1) La prevalenza dell’accesso sulla riservatezza e la teoria modale

La normativa in materia di accesso fin dalle origini fu interpretata nel senso della prevalenza del diritto di accesso, esercitato per la necessità di difendere un interesse giuridico, sull'opposto interesse alla riservatezza, peraltro nei limiti della semplice visione dell'atto senza estrazione di copia  dando inizio con la nota sentenza del Consiglio di Stato in Adunanza Plenaria. 4.2.1997, n. 5. a quel filone giurisprudenziale noto come  teoria modale dell’accesso. Questa prevalenza ha sempre evidentemente posto le sue fondamenta sul fine primario della Legge n. 241/1990  e più in generale della normativa sull'accesso,che consiste indubbiamente nell’assicurare la trasparenza dell’attività amministrativa favorendone lo svolgimento imparziale,e  ponendosi il diritto d’accesso tra quelli di rilievo costituzionale a differenza di quello alla riservatezza su cui la dottrina appare ancora oscillante .E’ anche vero però che non ogni istanza di accesso può trovare accoglimento nel nostro ordinamento, atteso che il diritto del cittadino all'informazione si deve connotare necessariamente come interesse personale e concreto, serio e non emulativo né riducibile a mera curiosità. Valutazioni diverse in tema però di accesso a dati cd. "sensibili", che sono oggetto di una disciplina particolarmente pregnante sotto il profilo della salvaguardia della privacy del titolare.

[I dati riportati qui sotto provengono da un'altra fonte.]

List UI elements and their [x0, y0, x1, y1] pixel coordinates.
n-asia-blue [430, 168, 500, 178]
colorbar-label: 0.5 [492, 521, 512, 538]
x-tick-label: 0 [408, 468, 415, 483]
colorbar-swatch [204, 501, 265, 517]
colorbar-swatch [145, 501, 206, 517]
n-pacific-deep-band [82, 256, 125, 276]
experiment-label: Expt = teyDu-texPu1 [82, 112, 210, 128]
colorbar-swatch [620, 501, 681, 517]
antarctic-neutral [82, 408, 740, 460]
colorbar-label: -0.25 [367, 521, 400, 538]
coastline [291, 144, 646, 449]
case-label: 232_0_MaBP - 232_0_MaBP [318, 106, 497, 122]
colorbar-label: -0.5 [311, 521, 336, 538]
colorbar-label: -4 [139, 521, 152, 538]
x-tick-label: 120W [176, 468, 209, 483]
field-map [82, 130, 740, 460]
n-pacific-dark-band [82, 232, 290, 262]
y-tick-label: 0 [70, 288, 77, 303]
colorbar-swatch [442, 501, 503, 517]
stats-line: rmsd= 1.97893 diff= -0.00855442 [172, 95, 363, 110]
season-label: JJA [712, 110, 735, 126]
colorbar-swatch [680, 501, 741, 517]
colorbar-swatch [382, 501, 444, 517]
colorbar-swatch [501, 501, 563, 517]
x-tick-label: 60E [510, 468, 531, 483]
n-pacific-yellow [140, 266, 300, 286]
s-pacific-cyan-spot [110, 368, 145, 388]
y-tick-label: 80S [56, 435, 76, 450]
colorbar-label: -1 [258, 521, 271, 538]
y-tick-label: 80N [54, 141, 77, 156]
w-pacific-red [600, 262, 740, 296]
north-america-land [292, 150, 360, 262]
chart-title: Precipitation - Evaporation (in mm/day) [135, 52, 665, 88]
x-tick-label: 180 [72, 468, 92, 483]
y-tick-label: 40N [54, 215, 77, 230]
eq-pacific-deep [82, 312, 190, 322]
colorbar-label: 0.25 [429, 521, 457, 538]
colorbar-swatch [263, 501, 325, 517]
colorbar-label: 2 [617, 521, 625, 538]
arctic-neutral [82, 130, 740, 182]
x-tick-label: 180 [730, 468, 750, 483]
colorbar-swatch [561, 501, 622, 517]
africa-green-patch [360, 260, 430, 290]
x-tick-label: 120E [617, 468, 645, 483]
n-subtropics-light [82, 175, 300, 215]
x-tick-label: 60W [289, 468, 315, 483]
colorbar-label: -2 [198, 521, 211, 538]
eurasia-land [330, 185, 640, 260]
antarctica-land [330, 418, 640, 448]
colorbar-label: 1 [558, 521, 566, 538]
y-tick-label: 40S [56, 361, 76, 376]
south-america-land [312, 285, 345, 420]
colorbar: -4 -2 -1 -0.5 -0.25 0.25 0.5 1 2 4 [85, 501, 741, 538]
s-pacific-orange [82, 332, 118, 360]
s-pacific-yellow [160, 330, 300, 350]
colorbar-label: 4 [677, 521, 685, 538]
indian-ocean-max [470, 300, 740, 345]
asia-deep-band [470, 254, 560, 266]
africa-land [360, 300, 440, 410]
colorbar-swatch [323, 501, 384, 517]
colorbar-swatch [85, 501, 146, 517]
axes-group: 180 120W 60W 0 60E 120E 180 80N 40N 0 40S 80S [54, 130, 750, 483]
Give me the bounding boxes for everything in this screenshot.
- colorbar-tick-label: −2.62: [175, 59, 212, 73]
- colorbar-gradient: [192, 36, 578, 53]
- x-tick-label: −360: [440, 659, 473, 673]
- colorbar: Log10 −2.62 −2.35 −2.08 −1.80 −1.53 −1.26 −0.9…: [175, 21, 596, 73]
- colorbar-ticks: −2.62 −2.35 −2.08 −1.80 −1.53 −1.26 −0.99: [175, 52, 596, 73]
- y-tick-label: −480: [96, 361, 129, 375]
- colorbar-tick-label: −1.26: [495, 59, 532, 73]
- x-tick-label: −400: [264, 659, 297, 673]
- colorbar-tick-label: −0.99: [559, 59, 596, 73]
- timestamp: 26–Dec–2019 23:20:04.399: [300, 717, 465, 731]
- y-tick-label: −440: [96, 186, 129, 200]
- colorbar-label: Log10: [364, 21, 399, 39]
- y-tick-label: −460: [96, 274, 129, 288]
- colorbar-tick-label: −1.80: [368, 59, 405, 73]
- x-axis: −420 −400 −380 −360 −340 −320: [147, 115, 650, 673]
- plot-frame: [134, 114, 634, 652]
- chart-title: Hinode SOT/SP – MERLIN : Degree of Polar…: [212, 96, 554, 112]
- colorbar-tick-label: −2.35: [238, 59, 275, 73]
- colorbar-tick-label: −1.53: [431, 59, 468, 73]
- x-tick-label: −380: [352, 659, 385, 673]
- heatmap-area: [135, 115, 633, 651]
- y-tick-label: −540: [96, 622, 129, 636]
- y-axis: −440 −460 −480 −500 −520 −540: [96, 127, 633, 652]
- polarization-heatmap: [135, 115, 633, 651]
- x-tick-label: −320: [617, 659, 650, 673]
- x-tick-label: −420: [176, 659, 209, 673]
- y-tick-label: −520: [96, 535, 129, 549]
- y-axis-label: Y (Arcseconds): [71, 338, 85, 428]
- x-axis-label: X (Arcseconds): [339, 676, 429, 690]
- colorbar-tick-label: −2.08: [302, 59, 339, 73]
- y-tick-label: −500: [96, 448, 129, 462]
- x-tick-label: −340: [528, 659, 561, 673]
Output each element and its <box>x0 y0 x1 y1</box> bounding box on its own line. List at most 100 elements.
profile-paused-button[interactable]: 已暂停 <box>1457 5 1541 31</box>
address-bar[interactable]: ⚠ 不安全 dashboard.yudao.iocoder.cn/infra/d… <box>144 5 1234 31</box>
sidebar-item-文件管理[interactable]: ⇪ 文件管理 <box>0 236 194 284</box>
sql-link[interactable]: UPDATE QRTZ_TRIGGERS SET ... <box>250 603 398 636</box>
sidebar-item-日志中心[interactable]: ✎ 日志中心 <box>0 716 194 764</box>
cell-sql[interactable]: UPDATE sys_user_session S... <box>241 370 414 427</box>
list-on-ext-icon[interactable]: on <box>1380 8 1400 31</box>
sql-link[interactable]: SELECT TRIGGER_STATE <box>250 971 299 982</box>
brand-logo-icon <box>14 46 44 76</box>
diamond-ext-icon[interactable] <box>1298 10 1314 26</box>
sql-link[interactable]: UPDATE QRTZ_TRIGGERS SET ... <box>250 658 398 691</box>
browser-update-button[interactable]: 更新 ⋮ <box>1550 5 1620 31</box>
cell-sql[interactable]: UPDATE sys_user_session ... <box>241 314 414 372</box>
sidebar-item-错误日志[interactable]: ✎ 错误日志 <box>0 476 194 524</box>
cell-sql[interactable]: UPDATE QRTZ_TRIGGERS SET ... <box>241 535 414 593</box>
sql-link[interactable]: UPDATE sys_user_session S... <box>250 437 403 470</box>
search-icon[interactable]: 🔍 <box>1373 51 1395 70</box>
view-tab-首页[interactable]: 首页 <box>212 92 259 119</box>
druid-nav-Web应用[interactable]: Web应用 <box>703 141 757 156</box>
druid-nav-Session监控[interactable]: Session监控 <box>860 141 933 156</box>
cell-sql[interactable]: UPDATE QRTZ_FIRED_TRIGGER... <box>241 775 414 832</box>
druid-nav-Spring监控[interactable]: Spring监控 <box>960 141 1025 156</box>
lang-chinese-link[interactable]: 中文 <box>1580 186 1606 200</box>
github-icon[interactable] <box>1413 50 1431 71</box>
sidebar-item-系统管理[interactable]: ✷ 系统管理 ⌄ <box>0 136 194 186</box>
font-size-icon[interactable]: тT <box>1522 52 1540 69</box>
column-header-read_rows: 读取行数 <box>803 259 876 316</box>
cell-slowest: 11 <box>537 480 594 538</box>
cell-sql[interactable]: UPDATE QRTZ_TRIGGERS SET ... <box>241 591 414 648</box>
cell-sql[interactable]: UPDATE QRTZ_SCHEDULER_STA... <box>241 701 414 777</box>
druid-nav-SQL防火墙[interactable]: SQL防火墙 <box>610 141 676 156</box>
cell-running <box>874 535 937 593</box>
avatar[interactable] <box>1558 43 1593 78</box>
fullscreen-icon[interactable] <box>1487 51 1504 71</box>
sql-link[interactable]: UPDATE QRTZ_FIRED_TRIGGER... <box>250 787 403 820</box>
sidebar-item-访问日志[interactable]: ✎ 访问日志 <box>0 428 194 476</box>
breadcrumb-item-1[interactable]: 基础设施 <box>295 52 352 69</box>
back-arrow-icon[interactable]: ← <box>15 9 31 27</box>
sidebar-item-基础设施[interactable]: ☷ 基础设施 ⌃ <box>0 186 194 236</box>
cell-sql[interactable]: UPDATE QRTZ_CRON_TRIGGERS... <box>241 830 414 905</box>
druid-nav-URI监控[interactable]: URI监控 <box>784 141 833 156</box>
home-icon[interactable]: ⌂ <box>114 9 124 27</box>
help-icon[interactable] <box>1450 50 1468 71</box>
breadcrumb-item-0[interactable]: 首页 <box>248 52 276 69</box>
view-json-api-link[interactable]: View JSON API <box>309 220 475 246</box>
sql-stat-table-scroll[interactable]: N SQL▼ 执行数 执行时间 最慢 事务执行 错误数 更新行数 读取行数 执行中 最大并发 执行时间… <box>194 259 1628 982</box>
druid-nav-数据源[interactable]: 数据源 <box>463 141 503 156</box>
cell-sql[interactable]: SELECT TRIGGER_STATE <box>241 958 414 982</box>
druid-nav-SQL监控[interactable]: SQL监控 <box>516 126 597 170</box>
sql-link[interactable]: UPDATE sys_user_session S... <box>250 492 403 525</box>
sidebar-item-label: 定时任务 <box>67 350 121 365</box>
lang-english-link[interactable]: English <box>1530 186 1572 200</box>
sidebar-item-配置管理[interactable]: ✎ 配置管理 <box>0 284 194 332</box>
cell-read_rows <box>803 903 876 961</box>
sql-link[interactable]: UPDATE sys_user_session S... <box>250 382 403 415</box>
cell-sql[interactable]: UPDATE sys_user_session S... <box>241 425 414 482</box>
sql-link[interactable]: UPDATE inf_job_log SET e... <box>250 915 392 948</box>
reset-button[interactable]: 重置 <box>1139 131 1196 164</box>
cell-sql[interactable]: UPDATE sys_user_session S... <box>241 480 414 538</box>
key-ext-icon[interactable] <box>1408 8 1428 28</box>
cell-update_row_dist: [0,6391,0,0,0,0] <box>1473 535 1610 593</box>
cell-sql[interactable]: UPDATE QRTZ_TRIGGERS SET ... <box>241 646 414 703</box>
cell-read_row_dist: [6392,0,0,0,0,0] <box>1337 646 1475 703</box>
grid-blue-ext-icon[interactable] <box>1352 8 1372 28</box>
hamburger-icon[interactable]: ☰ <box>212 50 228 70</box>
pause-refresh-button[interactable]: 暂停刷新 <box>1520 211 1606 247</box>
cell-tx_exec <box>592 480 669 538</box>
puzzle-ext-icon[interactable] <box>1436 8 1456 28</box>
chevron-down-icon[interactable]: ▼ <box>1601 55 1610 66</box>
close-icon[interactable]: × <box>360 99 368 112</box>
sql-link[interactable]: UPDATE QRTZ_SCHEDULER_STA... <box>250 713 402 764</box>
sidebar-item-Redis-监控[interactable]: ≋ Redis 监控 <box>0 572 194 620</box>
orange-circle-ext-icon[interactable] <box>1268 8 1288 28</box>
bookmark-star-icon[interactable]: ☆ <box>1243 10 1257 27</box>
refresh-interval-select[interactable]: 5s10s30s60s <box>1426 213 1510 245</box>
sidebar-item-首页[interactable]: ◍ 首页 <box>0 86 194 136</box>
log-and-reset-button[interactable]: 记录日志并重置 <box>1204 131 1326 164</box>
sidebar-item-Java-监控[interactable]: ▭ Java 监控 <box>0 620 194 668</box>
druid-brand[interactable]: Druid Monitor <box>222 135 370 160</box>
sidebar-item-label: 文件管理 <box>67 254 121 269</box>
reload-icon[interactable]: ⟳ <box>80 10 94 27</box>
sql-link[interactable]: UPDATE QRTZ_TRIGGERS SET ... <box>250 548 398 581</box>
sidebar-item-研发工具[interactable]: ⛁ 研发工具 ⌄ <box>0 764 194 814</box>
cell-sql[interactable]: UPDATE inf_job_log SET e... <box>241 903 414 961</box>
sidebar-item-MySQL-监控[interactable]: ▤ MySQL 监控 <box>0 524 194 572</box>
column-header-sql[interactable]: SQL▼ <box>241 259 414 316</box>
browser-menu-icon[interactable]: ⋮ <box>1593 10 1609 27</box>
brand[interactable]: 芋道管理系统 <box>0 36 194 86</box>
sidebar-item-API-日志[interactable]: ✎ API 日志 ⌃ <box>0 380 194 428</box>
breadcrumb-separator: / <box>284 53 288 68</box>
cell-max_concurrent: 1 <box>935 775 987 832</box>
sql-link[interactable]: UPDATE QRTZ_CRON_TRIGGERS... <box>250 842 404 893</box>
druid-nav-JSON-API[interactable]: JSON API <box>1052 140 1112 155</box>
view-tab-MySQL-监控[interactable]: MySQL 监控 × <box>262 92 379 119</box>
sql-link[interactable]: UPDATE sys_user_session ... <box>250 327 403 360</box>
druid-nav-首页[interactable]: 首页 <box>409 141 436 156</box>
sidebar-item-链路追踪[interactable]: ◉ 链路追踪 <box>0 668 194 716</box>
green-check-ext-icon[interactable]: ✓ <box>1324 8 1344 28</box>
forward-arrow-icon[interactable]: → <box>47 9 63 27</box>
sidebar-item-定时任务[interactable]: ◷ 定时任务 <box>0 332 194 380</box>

 2)La previsione del dato sensibile nella 675/96  e l’oscillazione giurisprudenziale

Ed infatti a seguito dell'entrata in vigore della Legge 31 dicembre 1996, n.675 [1]  a problematica diede luogo ad una ampia discussione con particolare riferimento al diritto di accesso su documenti contenenti "dati sensibili" ai sensi dell'art. 22 della medesima legge, ossia "dati personali idonei a rivelare l'origine razziale ed etnica, le convinzioni religiose, filosofiche o di altro genere, le opinioni politiche, l'adesione a partiti, sindacati, associazioni od organizzazioni a carattere religioso, filosofico, politico o sindacale, nonché sullo  stato di salute e la vita sessuale". A tal riguardo la giurisprudenza  tra il 1996 ed 1999 ha oscillato tra una posizione favorevole a ritenere che l'applicabilità della legge 31 dicembre 1996 n. 675 non comporta un regime di assoluta riservatezza dei dati sensibili in possesso dell'amministrazione, dovendosi verificare caso per caso se sussistono altri diritti o interessi, meritevoli di pari o superiore tutela [2], e l'opposta posizione secondo cui, nell'ipotesi in questione, il diritto alla difesa prevale su quello alla riservatezza solo se una disposizione di legge espressamente consenta al soggetto pubblico di comunicare a privati i dati oggetto della richiesta [3].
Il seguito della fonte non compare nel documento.